Page 1 of 1

Performance Issue Stored Procedure Vs Datastage

Posted: Tue Apr 09, 2013 11:03 am
by synsog
Hi,

DS 8.7 on Windows Server 2008 R2 (Dual Core, 64 GB RAM)
Src and Tgt Database - SQL Server 2008

Currently we have a SP that inserts about 4.5 Million records everyday..It drops target table first, creates and inserts the data from a 3 table join query, then runs 3 different updates on this data (Inner joins)
then recreates the Primary Key on this table and send an email on completion..All this takes about 45 secs

I replicated the same process in Datastage(Verified the results, they are exactly same) but it takes about 9 mins to do this.

Using ODBC Connector stage..I only have inserts and No Updates(the 3 updates are implemented using 3 different join stages as reference data is big and hence not using LookUps) and finally a Transformer to derive certain fields based on join values
as done in the SP

What could be the reasons for such a drastic difference in performance?..
It is getting very difficult to justify the use of Datastage in this case

Thanks in advance

Posted: Tue Apr 09, 2013 2:11 pm
by prasson_ibm
Hi,
You can always improve the performance of the job.how many jobs you have designed to complete the entire process?

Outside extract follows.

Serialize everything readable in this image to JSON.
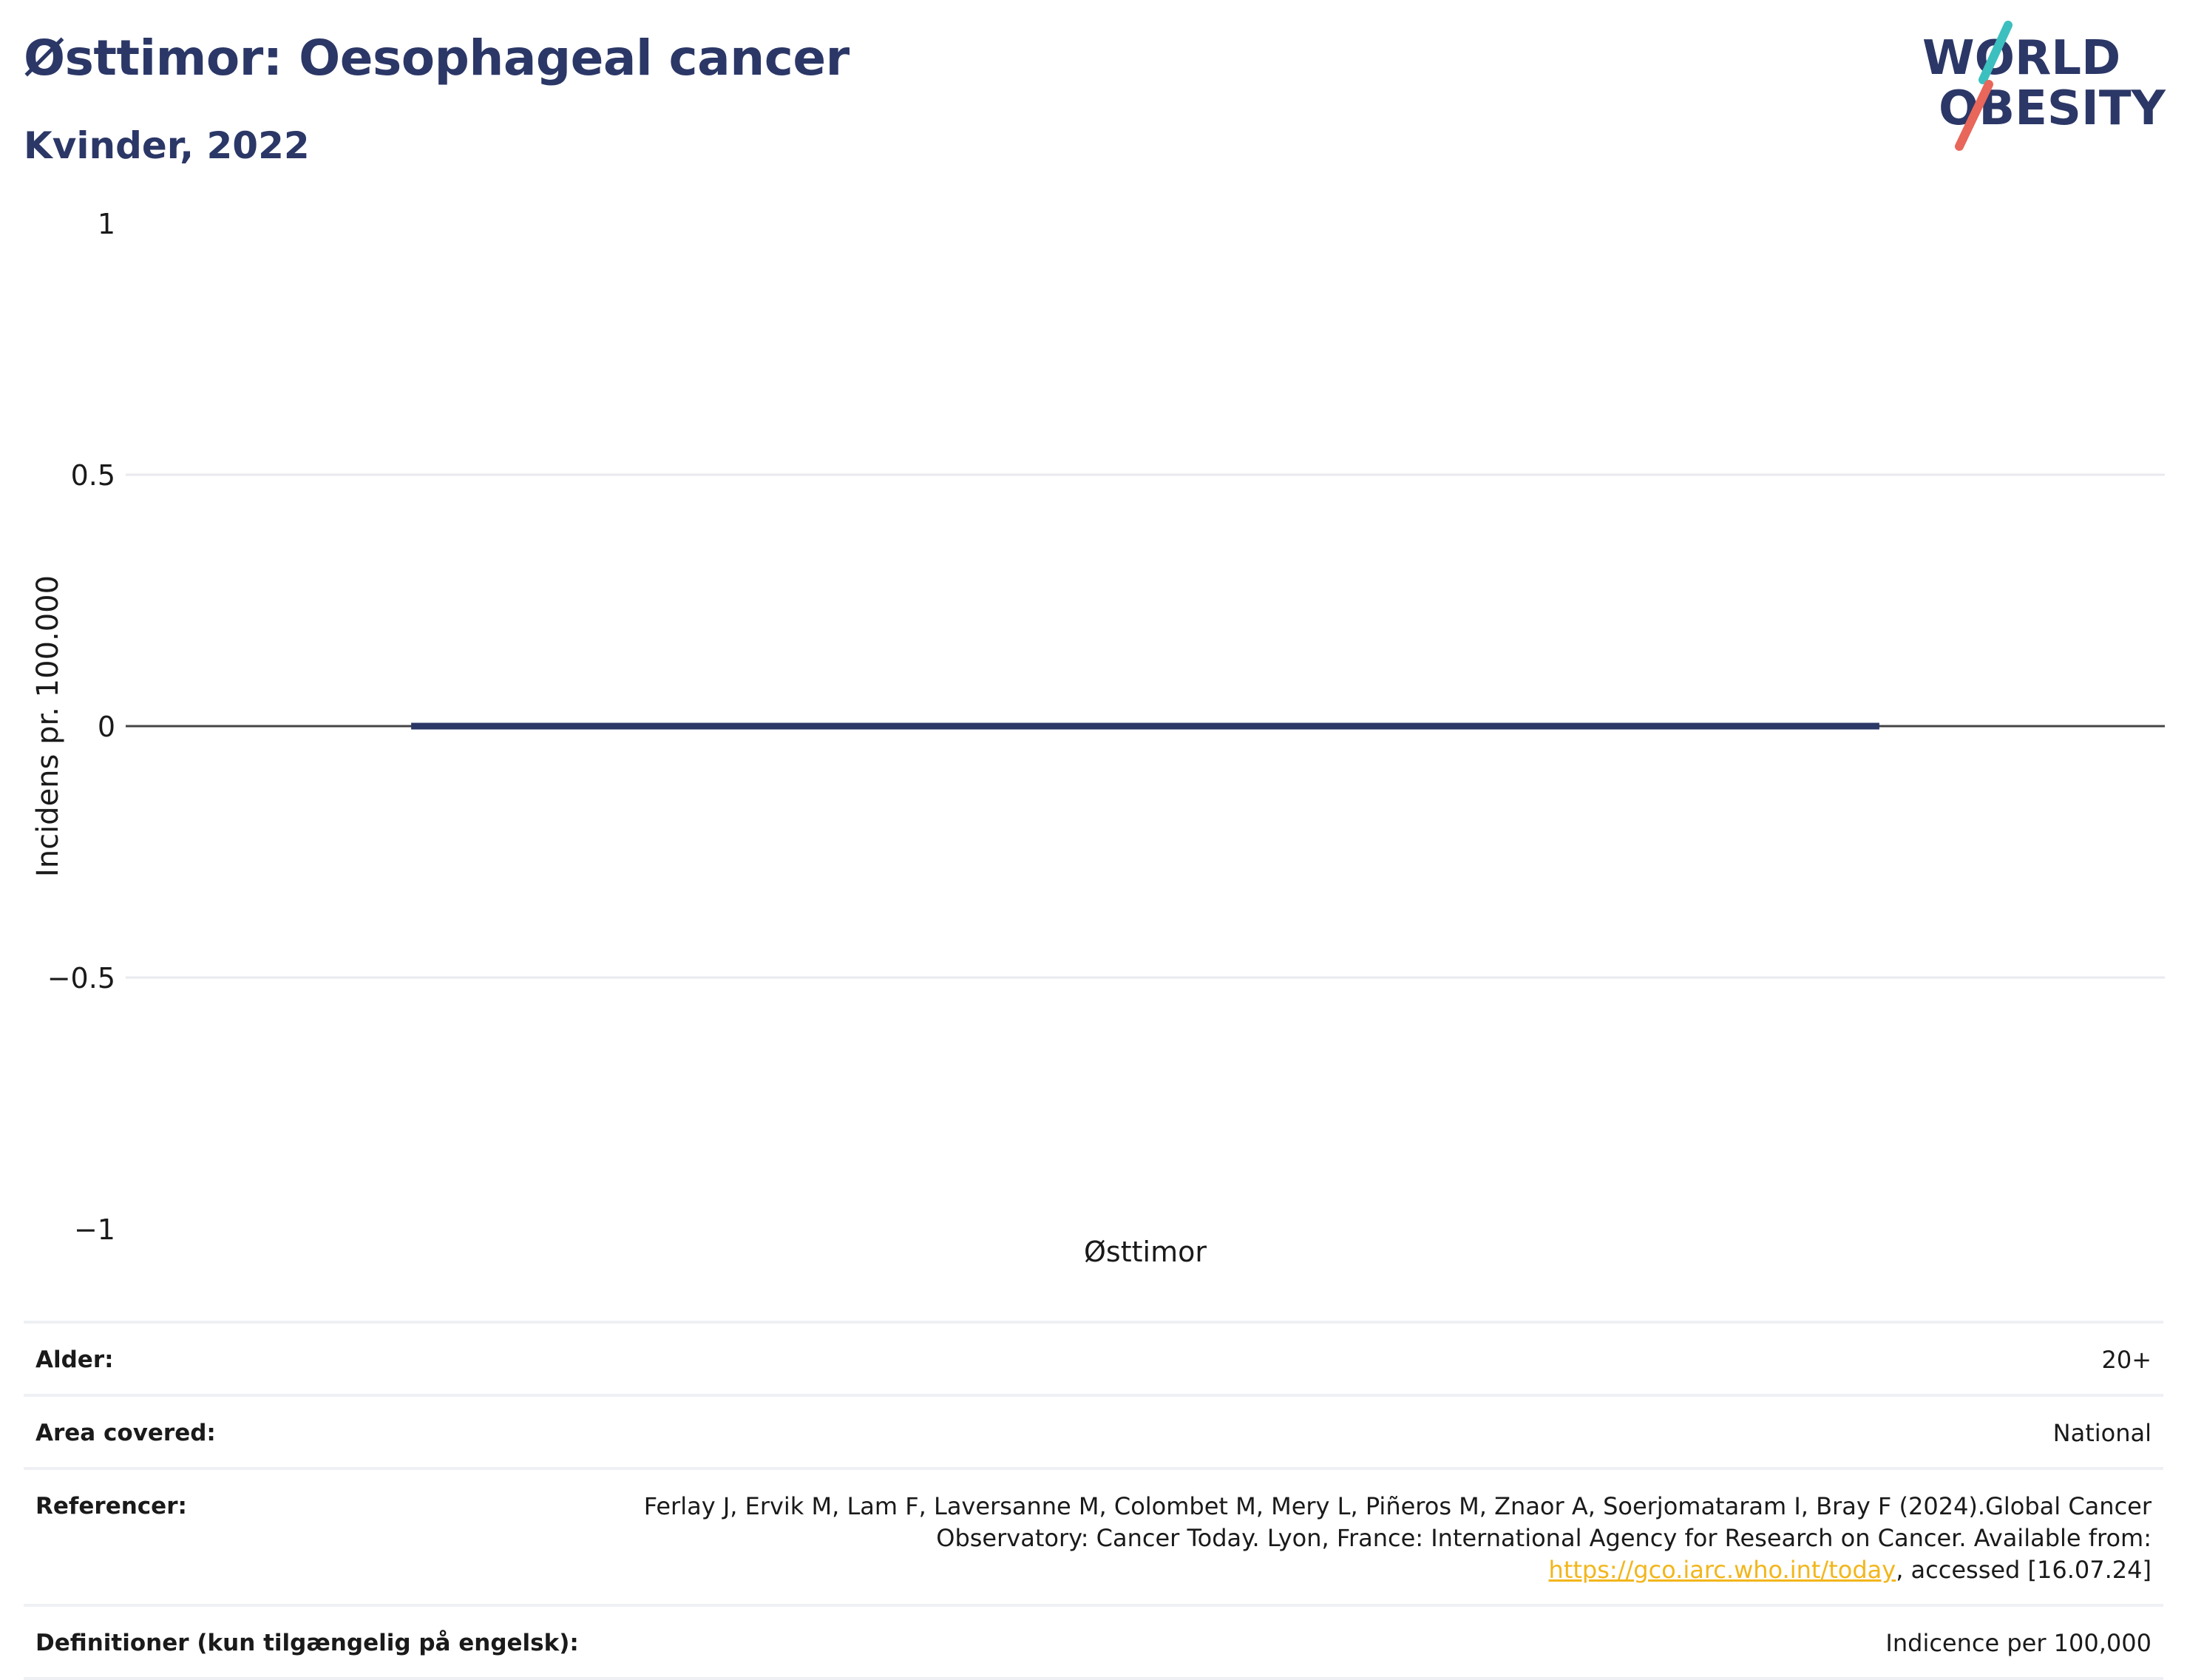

Posted: Tue Apr 09, 2013 2:31 pm
by synsog
I already tried breaking the procesess in multilpe parts..multiple jobs..but no effect as the the very first Select Query (join across 3 tables) that fetches the 4.5 M records takes about 6.5 Mins and everything else about 1.5 mins..

I created a simple job to fetch this data in a Copy stage at it takes 6.5 mins proving what I said above

Any other solution/options

Posted: Tue Apr 09, 2013 2:45 pm
by FranklinE
I believe you have an example proving the advice to keep database functions on the database, rather than do them in DataStage. I don't see how you can improve your DS performance to match what happens in the SP.

Re: Performance Issue Stored Procedure Vs Datastage

Posted: Tue Apr 09, 2013 11:00 pm
by SURA
The loading approach what Datastage is using for SQL Server is pretty old! Start the load and ask your SQL Server DAB to trace, you will come to know. I faced a lot and then changed the approach. Load the Data into a file and use BCP (SQL called inside the DS) to load, will give you unbeatable performance .

Posted: Tue Apr 09, 2013 11:58 pm
by prasannakumarkk
the the very first Select Query (join across 3 tables) that fetches the 4.5 M records takes about 6.5 Mins
Imagine what is happening here. An ODBC connection is created. The query is submitted. For array size that you have mentioned, it will get those records from the database. Database server and DS server may be in different place.

Have a job like this
ODBC -> Copy -> Dataset.
Check the time taken

Posted: Wed Apr 10, 2013 7:21 am
by chulett
To me this is an "apples and oranges" comparison and something that would benefit greatly from PDO usage.